I am trying to use collect_set to get a list of strings of categorie_names that are NOT part of groupby. My code is
from pyspark import SparkContext
from pyspark.sql import HiveContext
from pyspark.sql import functions as F
sc = SparkContext("local")
sqlContext = HiveContext(sc)
df = sqlContext.createDataFrame([
("1", "cat1", "Dept1", "product1", 7),
("2", "cat2", "Dept1", "product1", 100),
("3", "cat2", "Dept1", "product2", 3),
("4", "cat1", "Dept2", "product3", 5),
], ["id", "category_name", "department_id", "product_id", "value"])
df.show()
df.groupby("department_id", "product_id")\
.agg({'value': 'sum'}) \
.show()
# .agg( F.collect_set("category_name"))\
The output is
+---+-------------+-------------+----------+-----+
| id|category_name|department_id|product_id|value|
+---+-------------+-------------+----------+-----+
| 1| cat1| Dept1| product1| 7|
| 2| cat2| Dept1| product1| 100|
| 3| cat2| Dept1| product2| 3|
| 4| cat1| Dept2| product3| 5|
+---+-------------+-------------+----------+-----+
+-------------+----------+----------+
|department_id|product_id|sum(value)|
+-------------+----------+----------+
| Dept1| product2| 3|
| Dept1| product1| 107|
| Dept2| product3| 5|
+-------------+----------+----------+
I want to have this output
+-------------+----------+----------+----------------------------+
|department_id|product_id|sum(value)| collect_list(category_name)|
+-------------+----------+----------+----------------------------+
| Dept1| product2| 3| cat2 |
| Dept1| product1| 107| cat1, cat2 |
| Dept2| product3| 5| cat1 |
+-------------+----------+----------+----------------------------+
Attempt 1
df.groupby("department_id", "product_id")\
.agg({'value': 'sum'}) \
.agg(F.collect_set("category_name")) \
.show()
I got this error:
pyspark.sql.utils.AnalysisException: "cannot resolve '
category_name
' given input columns: [department_id, product_id, sum(value)];;\n'Aggregate [collect_set('category_name, 0, 0) AS collect_set(category_name)#35]\n+- Aggregate [department_id#2, product_id#3], [department_id#2, product_id#3, sum(value#4L) AS sum(value)#24L]\n +- LogicalRDD [id#0, category_name#1, department_id#2, product_id#3, value#4L]\n"

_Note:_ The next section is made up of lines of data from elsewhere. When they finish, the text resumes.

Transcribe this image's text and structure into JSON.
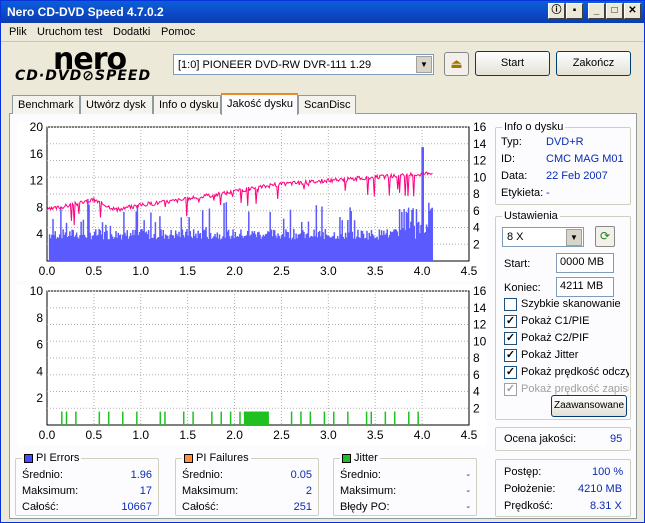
{
  "window": {
    "title": "Nero CD-DVD Speed 4.7.0.2"
  },
  "menu": [
    "Plik",
    "Uruchom test",
    "Dodatki",
    "Pomoc"
  ],
  "logo": {
    "brand": "nero",
    "subtitle": "CD·DVD⊘SPEED"
  },
  "drive": {
    "selected": "[1:0]   PIONEER DVD-RW  DVR-111 1.29"
  },
  "buttons": {
    "start": "Start",
    "end": "Zakończ",
    "advanced": "Zaawansowane"
  },
  "tabs": [
    "Benchmark",
    "Utwórz dysk",
    "Info o dysku",
    "Jakość dysku",
    "ScanDisc"
  ],
  "active_tab": "Jakość dysku",
  "disc_info": {
    "caption": "Info o dysku",
    "typ_label": "Typ:",
    "typ": "DVD+R",
    "id_label": "ID:",
    "id": "CMC MAG M01",
    "data_label": "Data:",
    "data": "22 Feb 2007",
    "etykieta_label": "Etykieta:",
    "etykieta": "-"
  },
  "settings": {
    "caption": "Ustawienia",
    "speed": "8 X",
    "start_label": "Start:",
    "start": "0000 MB",
    "end_label": "Koniec:",
    "end": "4211 MB",
    "checks": [
      {
        "label": "Szybkie skanowanie",
        "checked": false,
        "enabled": true
      },
      {
        "label": "Pokaż C1/PIE",
        "checked": true,
        "enabled": true
      },
      {
        "label": "Pokaż C2/PIF",
        "checked": true,
        "enabled": true
      },
      {
        "label": "Pokaż Jitter",
        "checked": true,
        "enabled": true
      },
      {
        "label": "Pokaż prędkość odczytu",
        "checked": true,
        "enabled": true
      },
      {
        "label": "Pokaż prędkość zapisu",
        "checked": true,
        "enabled": false
      }
    ]
  },
  "quality": {
    "label": "Ocena jakości:",
    "value": "95"
  },
  "progress": {
    "postep_label": "Postęp:",
    "postep": "100 %",
    "polozenie_label": "Położenie:",
    "polozenie": "4210 MB",
    "predkosc_label": "Prędkość:",
    "predkosc": "8.31 X"
  },
  "pi_errors": {
    "caption": "PI Errors",
    "color": "#4a4aff",
    "avg_label": "Średnio:",
    "avg": "1.96",
    "max_label": "Maksimum:",
    "max": "17",
    "total_label": "Całość:",
    "total": "10667"
  },
  "pi_failures": {
    "caption": "PI Failures",
    "color": "#ff9040",
    "avg_label": "Średnio:",
    "avg": "0.05",
    "max_label": "Maksimum:",
    "max": "2",
    "total_label": "Całość:",
    "total": "251"
  },
  "jitter": {
    "caption": "Jitter",
    "color": "#20c020",
    "avg_label": "Średnio:",
    "avg": "-",
    "max_label": "Maksimum:",
    "max": "-",
    "po_label": "Błędy PO:",
    "po": "-"
  },
  "chart_data": [
    {
      "type": "bar",
      "name": "PI Errors with read speed",
      "x_unit": "GB",
      "xlim": [
        0,
        4.5
      ],
      "ylim_left": [
        0,
        20
      ],
      "ylim_right": [
        0,
        16
      ],
      "x_ticks": [
        "0.0",
        "0.5",
        "1.0",
        "1.5",
        "2.0",
        "2.5",
        "3.0",
        "3.5",
        "4.0",
        "4.5"
      ],
      "left_ticks": [
        "20",
        "16",
        "12",
        "8",
        "4"
      ],
      "right_ticks": [
        "16",
        "14",
        "12",
        "10",
        "8",
        "6",
        "4",
        "2"
      ],
      "pie_baseline": 4,
      "pie_max": 17,
      "pie_max_at": 4.0,
      "data_end": 4.11,
      "speed_curve": {
        "x": [
          0,
          0.3,
          0.5,
          0.75,
          1.0,
          1.5,
          2.0,
          2.3,
          2.6,
          3.0,
          3.5,
          4.0,
          4.1
        ],
        "y": [
          6.1,
          6.8,
          7.3,
          6.1,
          6.7,
          7.4,
          8.3,
          8.9,
          9.3,
          9.6,
          10.0,
          10.4,
          10.6
        ]
      }
    },
    {
      "type": "bar",
      "name": "PI Failures",
      "x_unit": "GB",
      "xlim": [
        0,
        4.5
      ],
      "ylim_left": [
        0,
        10
      ],
      "ylim_right": [
        0,
        16
      ],
      "x_ticks": [
        "0.0",
        "0.5",
        "1.0",
        "1.5",
        "2.0",
        "2.5",
        "3.0",
        "3.5",
        "4.0",
        "4.5"
      ],
      "left_ticks": [
        "10",
        "8",
        "6",
        "4",
        "2"
      ],
      "right_ticks": [
        "16",
        "14",
        "12",
        "10",
        "8",
        "6",
        "4",
        "2"
      ],
      "pif_spikes_x": [
        0.15,
        0.2,
        0.3,
        0.55,
        0.65,
        0.8,
        0.95,
        1.2,
        1.25,
        1.45,
        1.55,
        1.75,
        1.85,
        1.95,
        2.05,
        2.1,
        2.15,
        2.18,
        2.22,
        2.26,
        2.3,
        2.35,
        2.6,
        2.7,
        2.8,
        2.95,
        3.05,
        3.2,
        3.4,
        3.45,
        3.6,
        3.7,
        3.85,
        3.95
      ],
      "pif_value": 1
    }
  ]
}
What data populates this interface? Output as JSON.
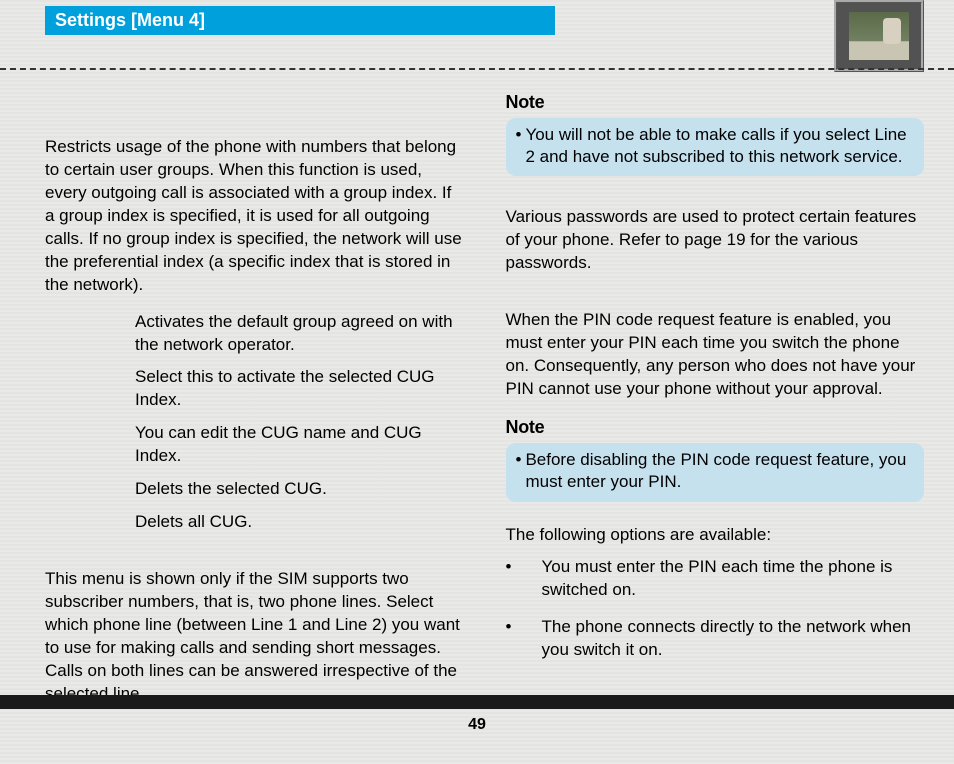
{
  "header": {
    "title": "Settings [Menu 4]"
  },
  "left": {
    "p1": "Restricts usage of the phone with numbers that belong to certain user groups. When this function is used, every outgoing call is associated with a group index. If a group index is specified, it is used for all outgoing calls. If no group index is specified, the network will use the preferential index (a specific index that is stored in the network).",
    "items": [
      "Activates the default group agreed on with the network operator.",
      "Select this to activate the selected CUG Index.",
      "You can edit the CUG name and CUG Index.",
      "Delets the selected CUG.",
      "Delets all CUG."
    ],
    "p2": "This menu is shown only if the SIM supports two subscriber numbers, that is, two phone lines. Select which phone line (between Line 1 and Line 2) you want to use for making calls and sending short messages. Calls on both lines can be answered irrespective of the selected line."
  },
  "right": {
    "note1_title": "Note",
    "note1_text": "You will not be able to make calls if you select Line 2 and have not subscribed to this network service.",
    "p1": "Various passwords are used to protect certain features of your phone. Refer to page 19 for the various passwords.",
    "p2": "When the PIN code request feature is enabled, you must enter your PIN each time you switch the phone on. Consequently, any person who does not have your PIN cannot use your phone without your approval.",
    "note2_title": "Note",
    "note2_text": "Before disabling the PIN code request feature, you must enter your PIN.",
    "opts_intro": "The following options are available:",
    "opts": [
      "You must enter the PIN each time the phone is switched on.",
      "The phone connects directly to the network when you switch it on."
    ]
  },
  "page": "49"
}
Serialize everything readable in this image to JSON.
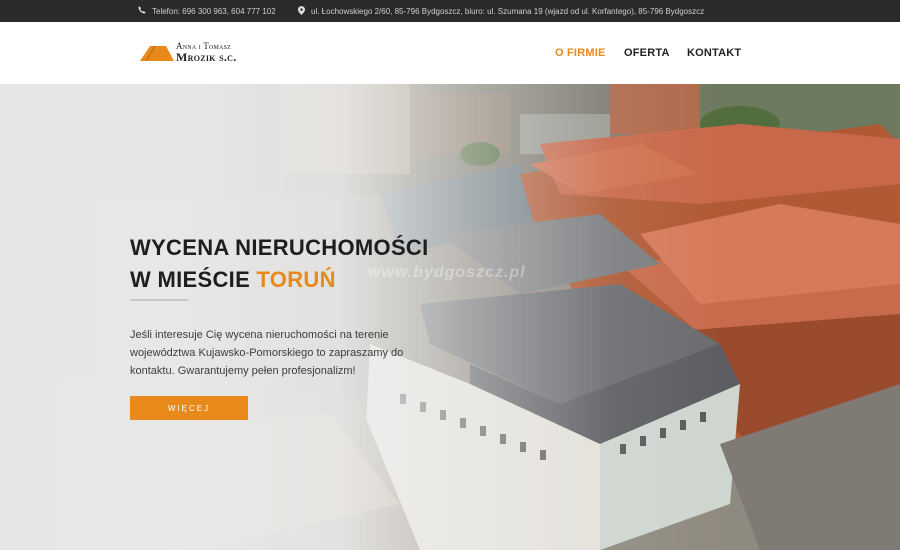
{
  "topbar": {
    "phone_icon": "phone-icon",
    "phone_text": "Telefon: 696 300 963, 604 777 102",
    "address_icon": "map-marker-icon",
    "address_text": "ul. Łochowskiego 2/60, 85-796 Bydgoszcz, biuro: ul. Szumana 19 (wjazd od ul. Korfantego), 85-796 Bydgoszcz"
  },
  "logo": {
    "line1": "Anna i Tomasz",
    "line2": "Mrozik s.c."
  },
  "nav": {
    "items": [
      {
        "label": "O FIRMIE",
        "active": true
      },
      {
        "label": "OFERTA",
        "active": false
      },
      {
        "label": "KONTAKT",
        "active": false
      }
    ]
  },
  "hero": {
    "title_line1": "WYCENA NIERUCHOMOŚCI",
    "title_line2_prefix": "W MIEŚCIE",
    "title_line2_highlight": "TORUŃ",
    "description": "Jeśli interesuje Cię wycena nieruchomości na terenie województwa Kujawsko-Pomorskiego to zapraszamy do kontaktu. Gwarantujemy pełen profesjonalizm!",
    "button_label": "WIĘCEJ",
    "watermark": "www.bydgoszcz.pl"
  },
  "colors": {
    "accent": "#e8891a",
    "topbar_bg": "#2a2a2a",
    "text_dark": "#1e1e1e"
  }
}
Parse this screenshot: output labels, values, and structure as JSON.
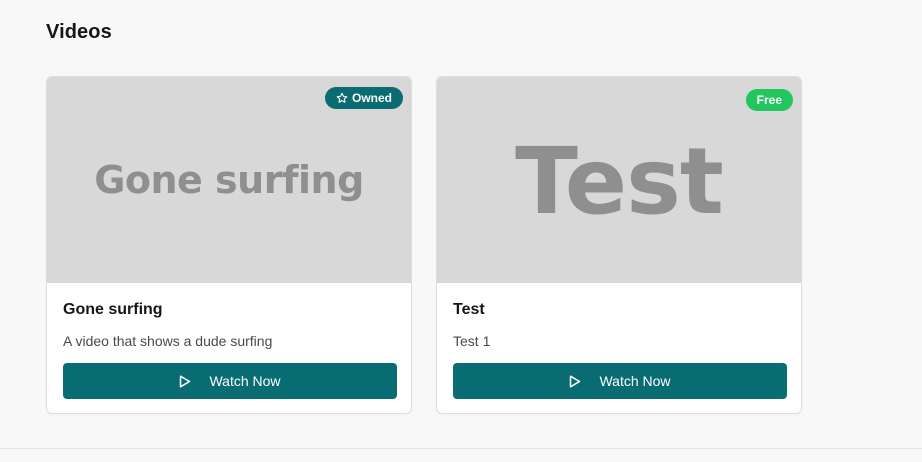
{
  "section": {
    "title": "Videos"
  },
  "cards": [
    {
      "thumbnail_text": "Gone surfing",
      "badge": "Owned",
      "badge_icon": "star-icon",
      "title": "Gone surfing",
      "description": "A video that shows a dude surfing",
      "button_label": "Watch Now",
      "button_icon": "play-icon"
    },
    {
      "thumbnail_text": "Test",
      "badge": "Free",
      "title": "Test",
      "description": "Test 1",
      "button_label": "Watch Now",
      "button_icon": "play-icon"
    }
  ],
  "colors": {
    "primary": "#086c72",
    "free_badge": "#22c55e",
    "thumbnail_bg": "#d8d8d8",
    "page_bg": "#f8f8f8"
  }
}
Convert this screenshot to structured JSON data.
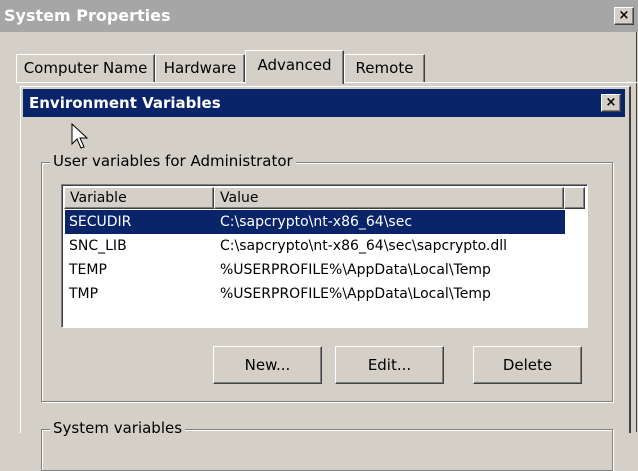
{
  "outer_window": {
    "title": "System Properties",
    "close_glyph": "×",
    "tabs": [
      {
        "label": "Computer Name",
        "active": false
      },
      {
        "label": "Hardware",
        "active": false
      },
      {
        "label": "Advanced",
        "active": true
      },
      {
        "label": "Remote",
        "active": false
      }
    ]
  },
  "dialog": {
    "title": "Environment Variables",
    "close_glyph": "×",
    "user_group": {
      "label": "User variables for Administrator",
      "columns": [
        "Variable",
        "Value"
      ],
      "rows": [
        {
          "variable": "SECUDIR",
          "value": "C:\\sapcrypto\\nt-x86_64\\sec",
          "selected": true
        },
        {
          "variable": "SNC_LIB",
          "value": "C:\\sapcrypto\\nt-x86_64\\sec\\sapcrypto.dll",
          "selected": false
        },
        {
          "variable": "TEMP",
          "value": "%USERPROFILE%\\AppData\\Local\\Temp",
          "selected": false
        },
        {
          "variable": "TMP",
          "value": "%USERPROFILE%\\AppData\\Local\\Temp",
          "selected": false
        }
      ],
      "buttons": {
        "new": "New...",
        "edit": "Edit...",
        "delete": "Delete"
      }
    },
    "system_group": {
      "label": "System variables"
    }
  },
  "icons": {
    "cursor": "arrow-cursor-icon"
  },
  "colors": {
    "selection": "#0a246a",
    "dialog_title_bar": "#0a246a",
    "inactive_title_bar": "#a6a6a6",
    "face": "#d4d0c8"
  }
}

Attempt 2 I put category_name as part of groupby
df.groupby("category_name", "department_id", "product_id")\
.agg({'value': 'sum'}) \
.agg(F.collect_set("category_name")) \
.show()
It works but output is not correct
+--------------------------+
|collect_set(category_name)|
+--------------------------+
| [cat1, cat2]|
+--------------------------+
You can specify multiple aggregations within one agg()
. The correct syntax for your case would be:
df.groupby("department_id", "product_id")\
.agg(F.sum('value'), F.collect_set("category_name"))\
.show()
#+-------------+----------+----------+--------------------------+
#|department_id|product_id|sum(value)|collect_set(category_name)|
#+-------------+----------+----------+--------------------------+
#| Dept1| product2| 3| [cat2]|
#| Dept1| product1| 107| [cat1, cat2]|
#| Dept2| product3| 5| [cat1]|
#+-------------+----------+----------+--------------------------+
Your method doesn't work, because the first .agg()
works on a pyspark.sql.group.GroupedData
and returns a new DataFrame. The subsequent call to agg
is actually pyspark.sql.DataFrame.agg
which is
shorthand for
df.groupBy.agg()
So essentially the second call to agg
is grouping again, which is not what you intended.